If you’ve had Idina Menzel’s “Into the Unknown” stuck in your head for three months straight or your toddler won’t stop quoting Olaf, you’re probably counting down the days until you can stream Frozen 2. Well good and bad news: the sequel to Disney’s smash hit, Frozen, is arriving on Sunday, May 15, according to a surprise announcement. But what do you do while you’re staying inside?
Frozen 2 is currently available to buy on digital platforms like Amazon and Vudu, and on DVD and Blu-ray, if you need a high-res hard copy to wear down. In the meantime, as you’re probably sitting around at home and thinking about watching Frozen on Disney Plus for the gazillionth time, we’d like to humbly suggest these five alternatives to tide you and/or your children over while you (im)patiently wait for Frozen 2 to be available to stream.
Like Frozen 2, Tangled stars a beloved teen actress from the early 2000s (Mandy Moore to Frozen’s Kristen Bell) as a spunky young princess. Disney’s take on Rapunzel was released three years before Frozen, and shares many of the same elements: a princess with concealed magical powers; a gruff loner love interest; a protective pack animal companion.
Tangled is streaming on Disney Plus.
This CG animated film, inspired by a traditional Chinese fable, is extremely Frozen-esque in execution, but with about 100-times more action. A love story between a snake hunter and a snake demon who loses her memory, the film is a huge Chinese-style blockbuster brought to life with pure CG.

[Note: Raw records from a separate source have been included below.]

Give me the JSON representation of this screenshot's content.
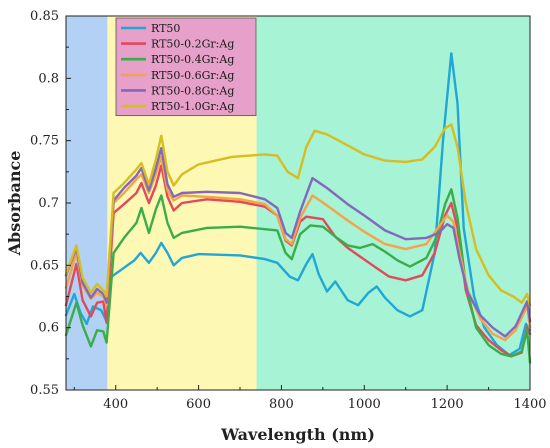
{
  "chart_data": {
    "type": "line",
    "title": "",
    "xlabel": "Wavelength (nm)",
    "ylabel": "Absorbance",
    "xlim": [
      280,
      1400
    ],
    "ylim": [
      0.55,
      0.85
    ],
    "xticks": [
      400,
      600,
      800,
      1000,
      1200,
      1400
    ],
    "xtick_labels": [
      "400",
      "600",
      "800",
      "1000",
      "1200",
      "1400"
    ],
    "yticks": [
      0.55,
      0.6,
      0.65,
      0.7,
      0.75,
      0.8,
      0.85
    ],
    "ytick_labels": [
      "0.55",
      "0.6",
      "0.65",
      "0.7",
      "0.75",
      "0.8",
      "0.85"
    ],
    "grid": false,
    "legend_position": "top-left",
    "regions": [
      {
        "x0": 280,
        "x1": 380,
        "color": "#b3d1f5"
      },
      {
        "x0": 380,
        "x1": 740,
        "color": "#fdf8b3"
      },
      {
        "x0": 740,
        "x1": 1400,
        "color": "#a6f3d6"
      }
    ],
    "series": [
      {
        "name": "RT50",
        "color": "#22a6d6",
        "points": [
          [
            280,
            0.61
          ],
          [
            300,
            0.627
          ],
          [
            315,
            0.612
          ],
          [
            330,
            0.603
          ],
          [
            345,
            0.617
          ],
          [
            365,
            0.614
          ],
          [
            378,
            0.605
          ],
          [
            390,
            0.641
          ],
          [
            420,
            0.648
          ],
          [
            445,
            0.654
          ],
          [
            460,
            0.66
          ],
          [
            480,
            0.652
          ],
          [
            497,
            0.66
          ],
          [
            510,
            0.668
          ],
          [
            525,
            0.66
          ],
          [
            540,
            0.65
          ],
          [
            560,
            0.656
          ],
          [
            600,
            0.659
          ],
          [
            700,
            0.658
          ],
          [
            760,
            0.655
          ],
          [
            790,
            0.652
          ],
          [
            820,
            0.641
          ],
          [
            840,
            0.638
          ],
          [
            860,
            0.651
          ],
          [
            875,
            0.659
          ],
          [
            890,
            0.643
          ],
          [
            910,
            0.629
          ],
          [
            930,
            0.637
          ],
          [
            960,
            0.622
          ],
          [
            985,
            0.618
          ],
          [
            1010,
            0.628
          ],
          [
            1030,
            0.633
          ],
          [
            1050,
            0.624
          ],
          [
            1080,
            0.614
          ],
          [
            1110,
            0.609
          ],
          [
            1140,
            0.614
          ],
          [
            1170,
            0.66
          ],
          [
            1190,
            0.75
          ],
          [
            1210,
            0.82
          ],
          [
            1225,
            0.78
          ],
          [
            1240,
            0.68
          ],
          [
            1265,
            0.625
          ],
          [
            1290,
            0.6
          ],
          [
            1320,
            0.586
          ],
          [
            1350,
            0.578
          ],
          [
            1375,
            0.583
          ],
          [
            1390,
            0.603
          ],
          [
            1400,
            0.598
          ]
        ]
      },
      {
        "name": "RT50-0.2Gr:Ag",
        "color": "#e04a5a",
        "points": [
          [
            280,
            0.618
          ],
          [
            305,
            0.651
          ],
          [
            320,
            0.622
          ],
          [
            340,
            0.609
          ],
          [
            355,
            0.62
          ],
          [
            370,
            0.621
          ],
          [
            378,
            0.604
          ],
          [
            395,
            0.692
          ],
          [
            420,
            0.699
          ],
          [
            450,
            0.708
          ],
          [
            462,
            0.716
          ],
          [
            480,
            0.7
          ],
          [
            497,
            0.714
          ],
          [
            510,
            0.73
          ],
          [
            525,
            0.705
          ],
          [
            540,
            0.694
          ],
          [
            560,
            0.7
          ],
          [
            620,
            0.703
          ],
          [
            700,
            0.701
          ],
          [
            760,
            0.697
          ],
          [
            790,
            0.69
          ],
          [
            810,
            0.67
          ],
          [
            825,
            0.666
          ],
          [
            845,
            0.685
          ],
          [
            860,
            0.689
          ],
          [
            900,
            0.687
          ],
          [
            930,
            0.673
          ],
          [
            960,
            0.664
          ],
          [
            990,
            0.657
          ],
          [
            1020,
            0.65
          ],
          [
            1060,
            0.641
          ],
          [
            1100,
            0.638
          ],
          [
            1140,
            0.642
          ],
          [
            1170,
            0.66
          ],
          [
            1195,
            0.69
          ],
          [
            1210,
            0.7
          ],
          [
            1225,
            0.68
          ],
          [
            1245,
            0.63
          ],
          [
            1270,
            0.602
          ],
          [
            1300,
            0.59
          ],
          [
            1330,
            0.582
          ],
          [
            1355,
            0.577
          ],
          [
            1380,
            0.58
          ],
          [
            1393,
            0.6
          ],
          [
            1400,
            0.595
          ]
        ]
      },
      {
        "name": "RT50-0.4Gr:Ag",
        "color": "#3aad4a",
        "points": [
          [
            280,
            0.594
          ],
          [
            305,
            0.62
          ],
          [
            320,
            0.602
          ],
          [
            340,
            0.585
          ],
          [
            355,
            0.598
          ],
          [
            370,
            0.597
          ],
          [
            378,
            0.588
          ],
          [
            395,
            0.66
          ],
          [
            420,
            0.672
          ],
          [
            450,
            0.684
          ],
          [
            462,
            0.696
          ],
          [
            480,
            0.676
          ],
          [
            497,
            0.695
          ],
          [
            510,
            0.706
          ],
          [
            525,
            0.684
          ],
          [
            540,
            0.672
          ],
          [
            560,
            0.676
          ],
          [
            620,
            0.68
          ],
          [
            700,
            0.681
          ],
          [
            760,
            0.679
          ],
          [
            790,
            0.678
          ],
          [
            810,
            0.66
          ],
          [
            825,
            0.655
          ],
          [
            845,
            0.675
          ],
          [
            870,
            0.682
          ],
          [
            900,
            0.681
          ],
          [
            930,
            0.673
          ],
          [
            960,
            0.666
          ],
          [
            990,
            0.664
          ],
          [
            1020,
            0.667
          ],
          [
            1050,
            0.661
          ],
          [
            1080,
            0.654
          ],
          [
            1110,
            0.649
          ],
          [
            1150,
            0.656
          ],
          [
            1175,
            0.673
          ],
          [
            1195,
            0.699
          ],
          [
            1210,
            0.711
          ],
          [
            1225,
            0.688
          ],
          [
            1245,
            0.635
          ],
          [
            1270,
            0.6
          ],
          [
            1300,
            0.586
          ],
          [
            1330,
            0.579
          ],
          [
            1355,
            0.577
          ],
          [
            1380,
            0.581
          ],
          [
            1393,
            0.598
          ],
          [
            1400,
            0.572
          ]
        ]
      },
      {
        "name": "RT50-0.6Gr:Ag",
        "color": "#f5a34a",
        "points": [
          [
            280,
            0.632
          ],
          [
            305,
            0.66
          ],
          [
            320,
            0.634
          ],
          [
            340,
            0.623
          ],
          [
            355,
            0.628
          ],
          [
            370,
            0.625
          ],
          [
            378,
            0.618
          ],
          [
            395,
            0.7
          ],
          [
            420,
            0.708
          ],
          [
            450,
            0.719
          ],
          [
            462,
            0.723
          ],
          [
            480,
            0.708
          ],
          [
            497,
            0.723
          ],
          [
            510,
            0.737
          ],
          [
            525,
            0.71
          ],
          [
            540,
            0.702
          ],
          [
            560,
            0.706
          ],
          [
            620,
            0.705
          ],
          [
            700,
            0.703
          ],
          [
            760,
            0.699
          ],
          [
            790,
            0.69
          ],
          [
            810,
            0.671
          ],
          [
            825,
            0.667
          ],
          [
            845,
            0.688
          ],
          [
            875,
            0.706
          ],
          [
            910,
            0.698
          ],
          [
            960,
            0.686
          ],
          [
            1000,
            0.677
          ],
          [
            1050,
            0.667
          ],
          [
            1100,
            0.663
          ],
          [
            1150,
            0.667
          ],
          [
            1180,
            0.681
          ],
          [
            1200,
            0.69
          ],
          [
            1215,
            0.685
          ],
          [
            1230,
            0.66
          ],
          [
            1250,
            0.63
          ],
          [
            1280,
            0.607
          ],
          [
            1310,
            0.595
          ],
          [
            1340,
            0.59
          ],
          [
            1365,
            0.598
          ],
          [
            1393,
            0.617
          ],
          [
            1400,
            0.6
          ]
        ]
      },
      {
        "name": "RT50-0.8Gr:Ag",
        "color": "#8368bc",
        "points": [
          [
            280,
            0.642
          ],
          [
            305,
            0.664
          ],
          [
            320,
            0.636
          ],
          [
            340,
            0.624
          ],
          [
            355,
            0.631
          ],
          [
            370,
            0.627
          ],
          [
            378,
            0.62
          ],
          [
            395,
            0.702
          ],
          [
            420,
            0.712
          ],
          [
            450,
            0.722
          ],
          [
            462,
            0.728
          ],
          [
            480,
            0.71
          ],
          [
            497,
            0.728
          ],
          [
            510,
            0.744
          ],
          [
            525,
            0.715
          ],
          [
            540,
            0.705
          ],
          [
            560,
            0.708
          ],
          [
            620,
            0.709
          ],
          [
            700,
            0.708
          ],
          [
            760,
            0.703
          ],
          [
            790,
            0.696
          ],
          [
            810,
            0.676
          ],
          [
            825,
            0.672
          ],
          [
            845,
            0.693
          ],
          [
            875,
            0.72
          ],
          [
            910,
            0.712
          ],
          [
            960,
            0.699
          ],
          [
            1000,
            0.69
          ],
          [
            1050,
            0.678
          ],
          [
            1100,
            0.671
          ],
          [
            1150,
            0.672
          ],
          [
            1180,
            0.676
          ],
          [
            1200,
            0.683
          ],
          [
            1215,
            0.68
          ],
          [
            1230,
            0.655
          ],
          [
            1250,
            0.628
          ],
          [
            1280,
            0.61
          ],
          [
            1310,
            0.6
          ],
          [
            1340,
            0.593
          ],
          [
            1365,
            0.601
          ],
          [
            1393,
            0.621
          ],
          [
            1400,
            0.605
          ]
        ]
      },
      {
        "name": "RT50-1.0Gr:Ag",
        "color": "#d6bd22",
        "points": [
          [
            280,
            0.643
          ],
          [
            305,
            0.666
          ],
          [
            320,
            0.64
          ],
          [
            340,
            0.628
          ],
          [
            355,
            0.635
          ],
          [
            370,
            0.63
          ],
          [
            378,
            0.625
          ],
          [
            395,
            0.708
          ],
          [
            420,
            0.716
          ],
          [
            450,
            0.727
          ],
          [
            462,
            0.732
          ],
          [
            480,
            0.715
          ],
          [
            497,
            0.735
          ],
          [
            510,
            0.754
          ],
          [
            525,
            0.725
          ],
          [
            540,
            0.714
          ],
          [
            560,
            0.723
          ],
          [
            600,
            0.731
          ],
          [
            680,
            0.737
          ],
          [
            760,
            0.739
          ],
          [
            790,
            0.738
          ],
          [
            815,
            0.725
          ],
          [
            840,
            0.72
          ],
          [
            860,
            0.745
          ],
          [
            880,
            0.758
          ],
          [
            910,
            0.755
          ],
          [
            950,
            0.748
          ],
          [
            1000,
            0.739
          ],
          [
            1050,
            0.734
          ],
          [
            1100,
            0.733
          ],
          [
            1140,
            0.735
          ],
          [
            1170,
            0.745
          ],
          [
            1195,
            0.76
          ],
          [
            1210,
            0.763
          ],
          [
            1225,
            0.745
          ],
          [
            1245,
            0.7
          ],
          [
            1270,
            0.663
          ],
          [
            1300,
            0.642
          ],
          [
            1330,
            0.63
          ],
          [
            1360,
            0.625
          ],
          [
            1380,
            0.62
          ],
          [
            1393,
            0.627
          ],
          [
            1400,
            0.618
          ]
        ]
      }
    ]
  }
}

White Snake is available to rent on YouTube.
For some non-Disney princess action, look to Fox Animation Studios’ Anastasia. Like Frozen 2, it’s mostly set in an arctic climate, which means two things: animated snow and cute winter outfits. As it’s based on a particular grisly time in world history, Anastasia is a little edgier than most Disney movies (Rasputin is scary!) but it’s also funny and sweet, and has excellent music. Also, Dimitri is hotter than Kristoff. Don’t @ me.
Frozen and Frozen 2 both excelled with audiences because of their maturity — these weren’t typical Disney princess movies, and the emotional connections were complicated. That’s the reason Jim Henson’s fantasy tale, starring Jennifer Connelly as a young girl figuring out life, and the sexual entity that is David Bowie playing a villain who makes everything difficult, has persisted all these years. While it’s a puppet-friendly adventure in a magical land, the movie has layers, the kind of humanistic hook that should entertain young and older audiences.
Labyrinth is available to rent on Amazon.
If you liked looking at Frozen 2’s animated frozen tundras but thought, “I wish this snow was more realistic,” you’ll love the live-action frozen tundras of the Disney Plus original movie Togo. But if you come for the snow, you’ll stay for Willem Dafoe in a parka hanging out with a pack of Siberian Huskies. Togo is based on the real-life story of the dog sled team that raced medication across Alaska during a 1925 diphtheria outbreak. Balto got most of the credit (and an animated movie of his own) but Togo led the team that covered the longest stretch of the journey.
Togo is streaming on Disney Plus.
If you can remember back to 2013, you might recall that Elsa was originally cast as the villain of Frozen, before the writers started to see her as simply misunderstood. For more twists on the idea of villainy, turn to the Disney Channel Original Movie, Descendants. The DCOM takes place in a shared Disney universe, where the children of classic Disney heroes and villains attend school together. (Yes, it’s very silly. And very fun.)
Descendants is streaming on Disney Plus.
Cloudy with a Chance of Meatballs
Elsa’s ice powers seem downright tame compared to Flint Lockwood’s machine that causes food to rain down from the sky. Cloudy with a Chance of Meatballs is just an underrated gem of a movie. As the directorial debut of The Lego Movie’s Phil Lord and Chris Miller, it’s packed with jokes that will make both kids and parents laugh out loud.
Cloudy with a Chance of Meatballs is streaming on DirecTV
Honorable mention: Howl’s Moving Castle
Though it’s not available on streaming platforms yet, waiting for Frozen 2 is the perfect excuse to check out Studio Ghibli’s Howl’s Moving Castle, which was recently released digitally for the first time. Like Elsa, the protagonist Sophie finds freedom in a “curse” — in Howl’s Moving Castle she’s cursed with old age. More meaningfully, though, while Frozen 2 directly addresses the dangers of climate change, Howl’s Moving Castle is a sharp criticism of war.